What point is Jesus making about John in the verses that follow (vv. 24-29)? Jesus appears to want the crowd to understand the nature of John’s questions. He points out that John’s original ministry was one that was based on being willing to say the unpopular thing regardless of the public’s response. John was not a “reed swayed by the wind,” a politician who says what people want to hear and follow the guidance of public opinion. No, from the beginning, John was a strong messenger who said what God wanted him to say because He believed it and would be faithful to that task. The implication for the crowd is that they should not view John as a fraud, or think less of John because he is now struggling with confidence in the face of his imprisonment.

What point is Jesus making about the religious leaders (vv. 30-35)? The religious leaders had not been open to John’s message or manner of responding to it by being baptized as a sign of repentance. In this, it was evident that they had “rejected God’s purpose for themselves.” As he goes on to note, their rejection cannot be explained by faulting the approach or nature of the messenger’s ministry. John was a prophet living a hard-scrabble existence of deprivation and isolation, with a demanding message of impending judgment and a fitting response, yet some dismissed him as demon-possessed. Jesus, on the other hand, has a ministry characterized by extensive interaction with the crowds, often in the setting of eating and drinking with those of questionable character. Yet, some reject Him too asserting that He is a “glutton and drunkard” (in our language: “Jesus is a pig and a lush”). Such harsh negative responses have little to do with the style of the ministry, but are rather a response to the substance of God’s message. Those who are spiritually wise can see past the style to the substance because of the outcomes of both men’s ministries.

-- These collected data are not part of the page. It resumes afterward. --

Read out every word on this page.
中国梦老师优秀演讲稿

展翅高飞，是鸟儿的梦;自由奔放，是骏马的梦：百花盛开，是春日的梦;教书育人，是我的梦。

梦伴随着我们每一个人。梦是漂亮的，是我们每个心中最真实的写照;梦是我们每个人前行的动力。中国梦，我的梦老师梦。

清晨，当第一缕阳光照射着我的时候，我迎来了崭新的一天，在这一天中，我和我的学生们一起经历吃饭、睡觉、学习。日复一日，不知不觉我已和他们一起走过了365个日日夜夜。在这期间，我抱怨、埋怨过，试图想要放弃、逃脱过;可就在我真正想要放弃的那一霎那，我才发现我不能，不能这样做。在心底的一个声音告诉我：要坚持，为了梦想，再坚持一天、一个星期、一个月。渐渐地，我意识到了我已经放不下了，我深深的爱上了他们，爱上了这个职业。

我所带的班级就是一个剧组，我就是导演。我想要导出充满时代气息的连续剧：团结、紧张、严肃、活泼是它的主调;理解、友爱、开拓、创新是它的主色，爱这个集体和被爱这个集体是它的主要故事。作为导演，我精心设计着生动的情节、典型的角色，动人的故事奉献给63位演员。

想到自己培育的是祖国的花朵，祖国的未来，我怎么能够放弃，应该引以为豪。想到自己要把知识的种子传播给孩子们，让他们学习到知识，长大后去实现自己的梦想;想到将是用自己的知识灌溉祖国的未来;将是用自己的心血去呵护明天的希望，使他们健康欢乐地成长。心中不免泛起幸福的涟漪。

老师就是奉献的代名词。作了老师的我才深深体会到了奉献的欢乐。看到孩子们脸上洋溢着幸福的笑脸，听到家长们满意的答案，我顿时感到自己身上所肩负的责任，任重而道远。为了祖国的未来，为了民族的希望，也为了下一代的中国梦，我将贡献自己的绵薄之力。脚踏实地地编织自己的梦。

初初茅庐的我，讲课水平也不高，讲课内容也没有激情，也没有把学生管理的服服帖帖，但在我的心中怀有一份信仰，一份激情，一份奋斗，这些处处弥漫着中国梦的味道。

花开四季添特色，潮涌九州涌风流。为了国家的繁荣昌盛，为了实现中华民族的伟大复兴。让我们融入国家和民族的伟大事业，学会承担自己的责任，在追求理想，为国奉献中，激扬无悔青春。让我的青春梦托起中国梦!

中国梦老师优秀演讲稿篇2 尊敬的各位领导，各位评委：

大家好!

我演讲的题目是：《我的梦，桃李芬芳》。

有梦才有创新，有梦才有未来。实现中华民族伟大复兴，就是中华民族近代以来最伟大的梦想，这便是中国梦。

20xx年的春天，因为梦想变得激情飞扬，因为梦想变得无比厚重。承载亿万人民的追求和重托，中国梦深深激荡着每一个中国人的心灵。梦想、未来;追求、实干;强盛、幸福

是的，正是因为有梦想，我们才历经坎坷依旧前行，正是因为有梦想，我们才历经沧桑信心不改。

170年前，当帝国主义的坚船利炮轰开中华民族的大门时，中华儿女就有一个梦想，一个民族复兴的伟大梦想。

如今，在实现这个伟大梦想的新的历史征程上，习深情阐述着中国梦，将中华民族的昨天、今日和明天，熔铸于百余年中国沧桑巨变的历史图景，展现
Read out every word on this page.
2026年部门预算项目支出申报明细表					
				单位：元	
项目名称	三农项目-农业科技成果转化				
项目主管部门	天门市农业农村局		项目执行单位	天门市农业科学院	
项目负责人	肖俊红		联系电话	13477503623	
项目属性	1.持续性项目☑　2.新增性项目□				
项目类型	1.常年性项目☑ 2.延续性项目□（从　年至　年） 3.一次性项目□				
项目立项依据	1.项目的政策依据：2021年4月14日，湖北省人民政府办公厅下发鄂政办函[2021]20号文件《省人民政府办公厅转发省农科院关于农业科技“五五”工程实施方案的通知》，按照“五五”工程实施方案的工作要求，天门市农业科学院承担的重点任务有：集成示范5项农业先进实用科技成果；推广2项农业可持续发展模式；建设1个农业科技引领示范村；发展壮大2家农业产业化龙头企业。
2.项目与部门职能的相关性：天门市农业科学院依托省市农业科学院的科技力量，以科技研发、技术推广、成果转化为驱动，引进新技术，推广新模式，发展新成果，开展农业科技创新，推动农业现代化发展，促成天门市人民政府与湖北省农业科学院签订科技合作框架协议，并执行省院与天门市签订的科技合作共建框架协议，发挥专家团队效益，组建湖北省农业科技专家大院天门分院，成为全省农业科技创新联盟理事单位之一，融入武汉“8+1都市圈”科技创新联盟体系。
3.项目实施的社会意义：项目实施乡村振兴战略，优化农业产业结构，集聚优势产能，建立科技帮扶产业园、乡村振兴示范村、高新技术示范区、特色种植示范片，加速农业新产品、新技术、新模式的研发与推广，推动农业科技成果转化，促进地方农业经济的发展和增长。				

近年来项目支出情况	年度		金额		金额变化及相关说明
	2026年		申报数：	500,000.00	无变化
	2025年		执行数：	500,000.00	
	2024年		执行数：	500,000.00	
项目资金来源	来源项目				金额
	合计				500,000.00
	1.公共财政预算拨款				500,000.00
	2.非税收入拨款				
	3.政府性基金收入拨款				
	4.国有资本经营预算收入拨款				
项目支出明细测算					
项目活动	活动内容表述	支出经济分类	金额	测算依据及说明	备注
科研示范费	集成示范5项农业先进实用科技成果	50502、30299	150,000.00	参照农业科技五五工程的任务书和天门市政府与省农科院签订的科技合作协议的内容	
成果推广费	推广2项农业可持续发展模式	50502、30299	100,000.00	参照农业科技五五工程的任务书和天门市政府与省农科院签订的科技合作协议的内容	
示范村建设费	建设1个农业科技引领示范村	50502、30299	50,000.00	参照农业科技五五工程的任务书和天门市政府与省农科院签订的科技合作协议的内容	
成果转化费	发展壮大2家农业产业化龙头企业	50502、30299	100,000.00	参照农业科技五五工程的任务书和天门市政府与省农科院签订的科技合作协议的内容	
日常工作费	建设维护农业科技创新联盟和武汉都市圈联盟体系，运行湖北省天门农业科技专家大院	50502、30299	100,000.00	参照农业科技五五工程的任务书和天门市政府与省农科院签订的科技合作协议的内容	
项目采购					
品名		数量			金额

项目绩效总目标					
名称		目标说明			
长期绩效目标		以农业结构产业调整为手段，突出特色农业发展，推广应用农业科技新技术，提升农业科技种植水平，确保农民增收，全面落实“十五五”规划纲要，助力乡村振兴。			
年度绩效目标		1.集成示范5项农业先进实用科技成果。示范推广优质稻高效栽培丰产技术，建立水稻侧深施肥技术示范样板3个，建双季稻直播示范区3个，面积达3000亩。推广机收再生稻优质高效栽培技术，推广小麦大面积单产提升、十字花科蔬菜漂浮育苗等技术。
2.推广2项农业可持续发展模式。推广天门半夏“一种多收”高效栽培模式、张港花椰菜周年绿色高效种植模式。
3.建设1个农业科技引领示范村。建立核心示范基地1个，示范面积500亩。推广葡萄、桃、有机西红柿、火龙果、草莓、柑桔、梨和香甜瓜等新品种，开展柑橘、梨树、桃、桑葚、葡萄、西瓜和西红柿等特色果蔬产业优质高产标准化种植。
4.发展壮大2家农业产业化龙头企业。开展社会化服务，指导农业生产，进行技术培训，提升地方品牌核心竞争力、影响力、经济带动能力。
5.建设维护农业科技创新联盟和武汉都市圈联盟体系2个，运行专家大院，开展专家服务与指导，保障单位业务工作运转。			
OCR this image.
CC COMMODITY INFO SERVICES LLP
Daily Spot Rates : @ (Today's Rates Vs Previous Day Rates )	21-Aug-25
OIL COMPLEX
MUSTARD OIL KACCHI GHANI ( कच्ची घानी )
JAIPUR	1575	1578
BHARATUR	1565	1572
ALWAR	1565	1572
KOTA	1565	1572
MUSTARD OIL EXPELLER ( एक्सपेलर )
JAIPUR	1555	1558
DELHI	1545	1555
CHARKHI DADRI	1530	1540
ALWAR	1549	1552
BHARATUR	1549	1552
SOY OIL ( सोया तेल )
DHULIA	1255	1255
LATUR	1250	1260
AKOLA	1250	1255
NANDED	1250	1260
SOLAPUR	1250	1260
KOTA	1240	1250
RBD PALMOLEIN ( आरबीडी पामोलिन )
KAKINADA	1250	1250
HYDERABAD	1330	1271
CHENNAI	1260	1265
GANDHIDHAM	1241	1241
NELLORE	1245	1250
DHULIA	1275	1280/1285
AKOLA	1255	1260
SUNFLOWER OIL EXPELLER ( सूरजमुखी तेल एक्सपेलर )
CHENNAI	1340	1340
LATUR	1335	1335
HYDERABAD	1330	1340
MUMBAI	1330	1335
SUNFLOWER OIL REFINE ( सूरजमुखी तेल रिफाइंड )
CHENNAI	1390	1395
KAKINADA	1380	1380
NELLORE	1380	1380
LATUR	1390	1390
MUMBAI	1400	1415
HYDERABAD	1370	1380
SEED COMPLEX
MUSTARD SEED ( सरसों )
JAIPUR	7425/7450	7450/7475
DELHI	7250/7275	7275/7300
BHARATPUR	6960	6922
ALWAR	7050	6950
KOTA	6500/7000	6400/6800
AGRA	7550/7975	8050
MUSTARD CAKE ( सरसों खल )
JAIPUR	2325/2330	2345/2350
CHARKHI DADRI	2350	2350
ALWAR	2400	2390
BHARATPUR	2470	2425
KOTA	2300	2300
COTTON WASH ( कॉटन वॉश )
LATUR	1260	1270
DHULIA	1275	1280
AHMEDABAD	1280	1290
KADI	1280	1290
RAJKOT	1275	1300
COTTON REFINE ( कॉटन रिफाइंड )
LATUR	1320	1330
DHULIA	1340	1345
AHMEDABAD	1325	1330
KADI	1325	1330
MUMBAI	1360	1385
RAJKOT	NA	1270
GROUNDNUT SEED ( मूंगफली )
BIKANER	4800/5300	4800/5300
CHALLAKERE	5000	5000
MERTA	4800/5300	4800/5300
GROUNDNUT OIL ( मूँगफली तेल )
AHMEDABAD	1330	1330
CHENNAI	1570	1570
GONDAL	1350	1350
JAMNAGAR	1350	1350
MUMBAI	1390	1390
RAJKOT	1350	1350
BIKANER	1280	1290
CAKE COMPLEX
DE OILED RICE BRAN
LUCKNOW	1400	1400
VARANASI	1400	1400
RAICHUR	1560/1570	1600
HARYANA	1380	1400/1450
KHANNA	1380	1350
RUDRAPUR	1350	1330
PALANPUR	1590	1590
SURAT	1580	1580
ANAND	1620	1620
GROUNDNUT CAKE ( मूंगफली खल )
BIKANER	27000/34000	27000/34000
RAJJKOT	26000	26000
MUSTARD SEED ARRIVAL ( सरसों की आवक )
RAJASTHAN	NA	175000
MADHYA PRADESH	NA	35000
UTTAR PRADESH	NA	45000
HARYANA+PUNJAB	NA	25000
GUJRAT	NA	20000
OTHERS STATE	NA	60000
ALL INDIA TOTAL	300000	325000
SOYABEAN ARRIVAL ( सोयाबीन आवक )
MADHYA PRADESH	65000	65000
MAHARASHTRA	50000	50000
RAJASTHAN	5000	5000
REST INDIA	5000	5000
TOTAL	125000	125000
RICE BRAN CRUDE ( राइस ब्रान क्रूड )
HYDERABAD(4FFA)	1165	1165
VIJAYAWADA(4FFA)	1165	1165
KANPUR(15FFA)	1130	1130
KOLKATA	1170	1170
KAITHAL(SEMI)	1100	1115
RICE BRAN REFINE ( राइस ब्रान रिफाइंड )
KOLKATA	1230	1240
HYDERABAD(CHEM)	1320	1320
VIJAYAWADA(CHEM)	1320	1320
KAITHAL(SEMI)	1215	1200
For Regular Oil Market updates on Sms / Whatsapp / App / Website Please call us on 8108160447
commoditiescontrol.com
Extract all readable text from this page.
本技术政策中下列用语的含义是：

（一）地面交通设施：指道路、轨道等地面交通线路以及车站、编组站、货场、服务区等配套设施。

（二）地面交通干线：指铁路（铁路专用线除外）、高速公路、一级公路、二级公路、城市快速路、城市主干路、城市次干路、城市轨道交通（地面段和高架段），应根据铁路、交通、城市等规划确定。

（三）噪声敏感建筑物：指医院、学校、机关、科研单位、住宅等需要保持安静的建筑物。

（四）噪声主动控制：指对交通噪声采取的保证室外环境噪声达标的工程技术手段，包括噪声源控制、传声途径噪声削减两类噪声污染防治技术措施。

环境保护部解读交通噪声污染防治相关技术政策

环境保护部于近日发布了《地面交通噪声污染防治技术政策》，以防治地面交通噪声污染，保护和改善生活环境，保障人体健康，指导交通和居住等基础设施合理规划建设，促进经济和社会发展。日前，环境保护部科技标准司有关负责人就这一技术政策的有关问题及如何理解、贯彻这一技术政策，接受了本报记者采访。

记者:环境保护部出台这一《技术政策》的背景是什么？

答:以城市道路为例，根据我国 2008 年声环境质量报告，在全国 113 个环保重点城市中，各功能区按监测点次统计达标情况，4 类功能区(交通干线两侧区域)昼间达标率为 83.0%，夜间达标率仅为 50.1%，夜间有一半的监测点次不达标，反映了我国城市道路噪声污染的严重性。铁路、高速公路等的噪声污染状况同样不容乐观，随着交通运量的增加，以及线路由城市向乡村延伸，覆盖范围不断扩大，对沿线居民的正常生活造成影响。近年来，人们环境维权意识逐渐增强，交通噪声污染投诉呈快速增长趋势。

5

APPLY // how do I respond?

As I studied this week, the thing that really hit me was the way in which I often fall prey to the lie that God’s ability to work in my life hinges on my degree of faith. God is not limited by anything, least of all me. The reality is that, even when my faith may be described as shaky, God can do whatever He wills in and through my life—even regenerating life. Thank God for the gift of faith!